Vallejo estuvo ahí y dijo: Yo nací un día que Dios estuvo enfermo. Vallejo dijo: Golpes como del odio de Dios. Vallejo dijo: El suicidio monótono de Dios. Yo lo sé, porque estuve en ese principio. Lengua, lengua, otra lengua. Desde hace días tengo ganas de gritarle a alguien: Malnacido. Un malnacido dijo en ese principio en el que estuve, y que no recuerdo ya si ocurrió de noche o al amanecer, que su ingle olía al sudor del mundo; que su mujer era la mejor amante del mundo; que su dolor era humano y de este mundo; que él había creído en el mundo hasta que cayó enfermo. Otro más dijo: A mí me duele el mundo, pero no me quejo. Otro lo interrumpió y dijo: Yo nací mal: mi cuerpo se puso en mi contra desde el principio. Dentro de mí hay más de un centro, una cadena de mundos que chocan entre sí. Digo cosas que no pienso. Me muevo sin querer. Nací mal, seguramente un día que Dios estuvo enfermo. Yo fui el dolor de cabeza del mundo, el malestar de Dios. Yo soy el accidente. Puterías. Muerdealmohadas. Soplanucas. Alguien dijo ese día: Qué vergüenza escribir malas palabras en un poema; y más aún en un poema aislado, un poema como una isla donde el lector no entiende lo que pasa y sólo desespera e intenta en vano atravesar el mar.
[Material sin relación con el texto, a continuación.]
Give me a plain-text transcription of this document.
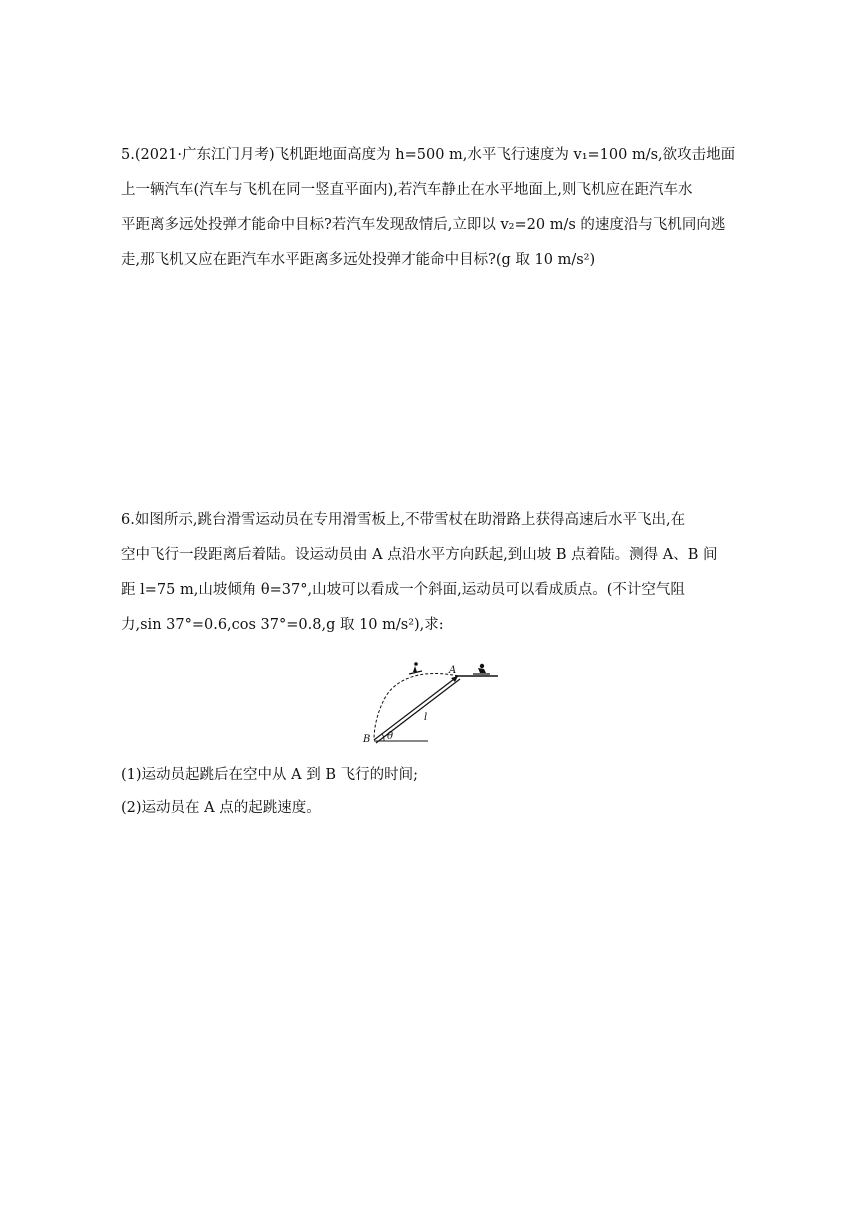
5.(2021·广东江门月考)飞机距地面高度为 h=500 m,水平飞行速度为 v₁=100 m/s,欲攻击地面
上一辆汽车(汽车与飞机在同一竖直平面内),若汽车静止在水平地面上,则飞机应在距汽车水
平距离多远处投弹才能命中目标?若汽车发现敌情后,立即以 v₂=20 m/s 的速度沿与飞机同向逃
走,那飞机又应在距汽车水平距离多远处投弹才能命中目标?(g 取 10 m/s²)
6.如图所示,跳台滑雪运动员在专用滑雪板上,不带雪杖在助滑路上获得高速后水平飞出,在
空中飞行一段距离后着陆。设运动员由 A 点沿水平方向跃起,到山坡 B 点着陆。测得 A、B 间
距 l=75 m,山坡倾角 θ=37°,山坡可以看成一个斜面,运动员可以看成质点。(不计空气阻
力,sin 37°=0.6,cos 37°=0.8,g 取 10 m/s²),求:
A
B
l
θ
(1)运动员起跳后在空中从 A 到 B 飞行的时间;
(2)运动员在 A 点的起跳速度。
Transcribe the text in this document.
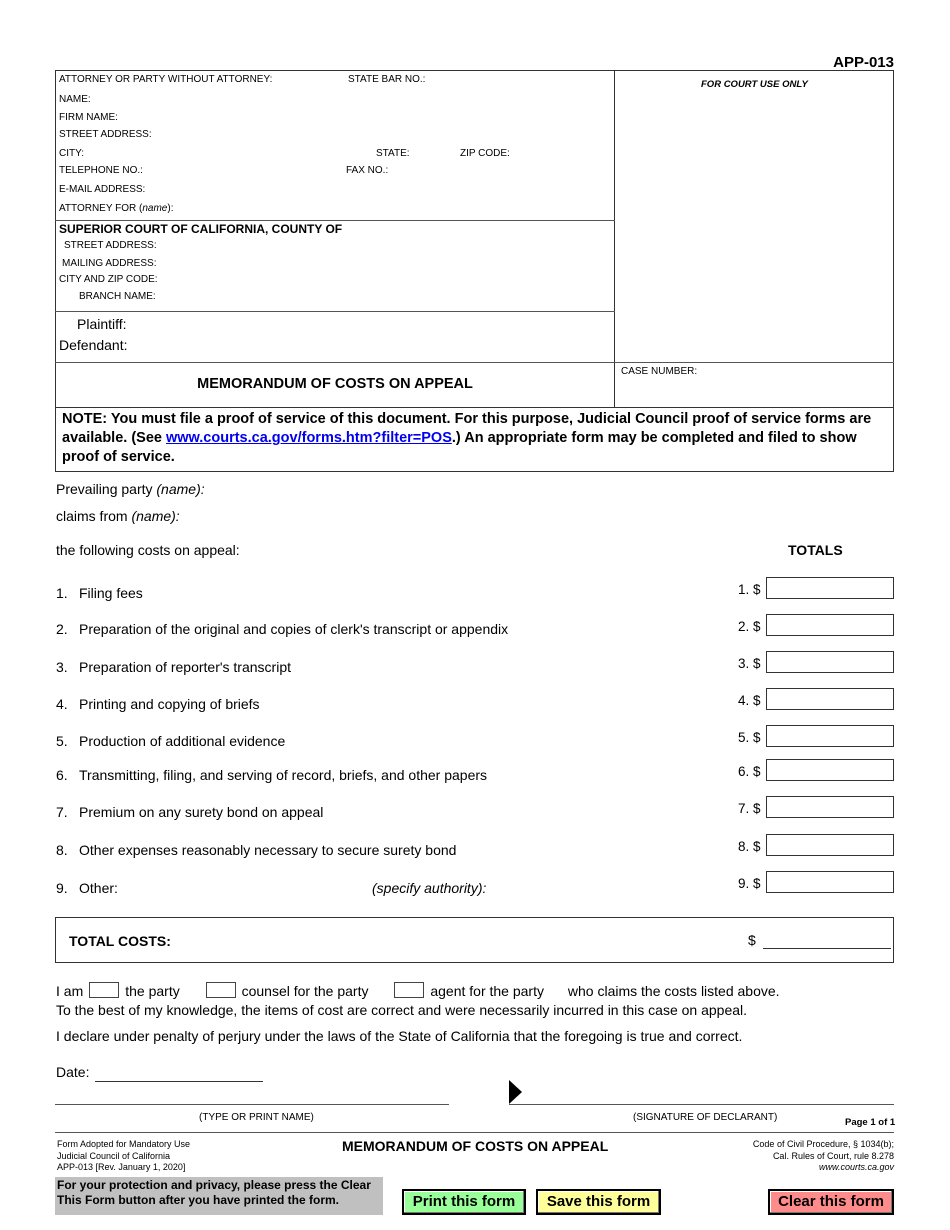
APP-013
ATTORNEY OR PARTY WITHOUT ATTORNEY:	STATE BAR NO.:
NAME:
FIRM NAME:
STREET ADDRESS:
CITY:	STATE:	ZIP CODE:
TELEPHONE NO.:	FAX NO.:
E-MAIL ADDRESS:
ATTORNEY FOR (name):
FOR COURT USE ONLY
SUPERIOR COURT OF CALIFORNIA, COUNTY OF
STREET ADDRESS:
MAILING ADDRESS:
CITY AND ZIP CODE:
BRANCH NAME:
Plaintiff:
Defendant:
MEMORANDUM OF COSTS ON APPEAL
CASE NUMBER:
NOTE: You must file a proof of service of this document. For this purpose, Judicial Council proof of service forms are available. (See www.courts.ca.gov/forms.htm?filter=POS.) An appropriate form may be completed and filed to show proof of service.
Prevailing party (name):
claims from (name):
the following costs on appeal:	TOTALS
1. Filing fees	1. $
2. Preparation of the original and copies of clerk's transcript or appendix	2. $
3. Preparation of reporter's transcript	3. $
4. Printing and copying of briefs	4. $
5. Production of additional evidence	5. $
6. Transmitting, filing, and serving of record, briefs, and other papers	6. $
7. Premium on any surety bond on appeal	7. $
8. Other expenses reasonably necessary to secure surety bond	8. $
9. Other:	(specify authority):	9. $
TOTAL COSTS:	$
I am	the party	counsel for the party	agent for the party who claims the costs listed above.
To the best of my knowledge, the items of cost are correct and were necessarily incurred in this case on appeal.
I declare under penalty of perjury under the laws of the State of California that the foregoing is true and correct.
Date:
(TYPE OR PRINT NAME)	(SIGNATURE OF DECLARANT)	Page 1 of 1
Form Adopted for Mandatory Use
Judicial Council of California
APP-013 [Rev. January 1, 2020]
MEMORANDUM OF COSTS ON APPEAL	Code of Civil Procedure, § 1034(b);
Cal. Rules of Court, rule 8.278
www.courts.ca.gov
For your protection and privacy, please press the Clear This Form button after you have printed the form.	Print this form	Save this form	Clear this form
Muchos le dijeron a ese alguien que estaba equivocado. Otro le dijo que lo que había dicho era cacofónico, que rimaba. Tal vez alguno estuvo de acuerdo. Yo no. Yo estaba ocupado, diciendo: Nada es relevante. Alguien, uno del que ya hablé, ese día, o noche del principio del que hablo, dijo: Lo que yo tengo fue descrito por Georges Gilles de la Tourette, un neurólogo amigo de Freud. Lo que yo tengo, según Tourette, se caracteriza por tics compulsivos, repetición de las palabras o los actos de los demás (ecolalia y ecopraxia), y por pronunciar de una manera involuntaria o compulsiva maldiciones u obscenidades. Freim! - 31


Lengua larga. Lengua, otra lengua. Tengo un conejo gris que baño en leche. Por qué todo se repite. Ese día, o noche, del que aún no puedo contar todo, yo dije: Todo tiene un valor. Hubo alguien más que dijo: Mi mujer tiene las piernas más duras de toda la ciudad; sus pezones se erizan si acaricio su pelo o si escucha, de pronto, un silbato en la oscuridad; sus ojos negros muestran la pasión de un perro atropellado. Alguien le contestó: Eso que dices me hace ruido: oscuridad y ciudad riman. Otro dijo: Yo tengo un amigo al que le gusta perseguir ambulancias en su auto. Hubo otro que escupió su rostro en el espejo. Otro se mordió la lengua. Otro gritó el nombre de su esposa. Otro más, cansado de escuchar a todos, se encogió de hombros. Vallejo dijo: El traje que vestí mañana no lo ha lavado mi lavandera. Otra, otra, otra lengua. ¡Cuidado con el perro! No sé si fue ese día, o noche, cuando le lancé un guiño a la muerte, y otro, y otro. Pero la muerte no quiso coquetear conmigo y le grité hasta que los labios me dolieron y fue en vano. La muerte sólo vino por los otros, yo conocí a alguno, que sí murieron y ahora me llevan ventaja. Uno de ellos, antes de morir, dijo: La muerte es una señorita de escote pronunciado. La muerte cobra por hora y no da besos en la boca. La muerte es blanca; tiene la piel de gallina, y cuando no está matando a alguien, se mira en el espejo y se arranca las canas y los pelos de la nariz. Otro, señalando al cielo, dijo: Al amanecer el sol hará polvo las tumbas. Otro más, dijo: En una urna de mármol tendrá lugar el desierto de mi piel y huesos. 32 - Freim!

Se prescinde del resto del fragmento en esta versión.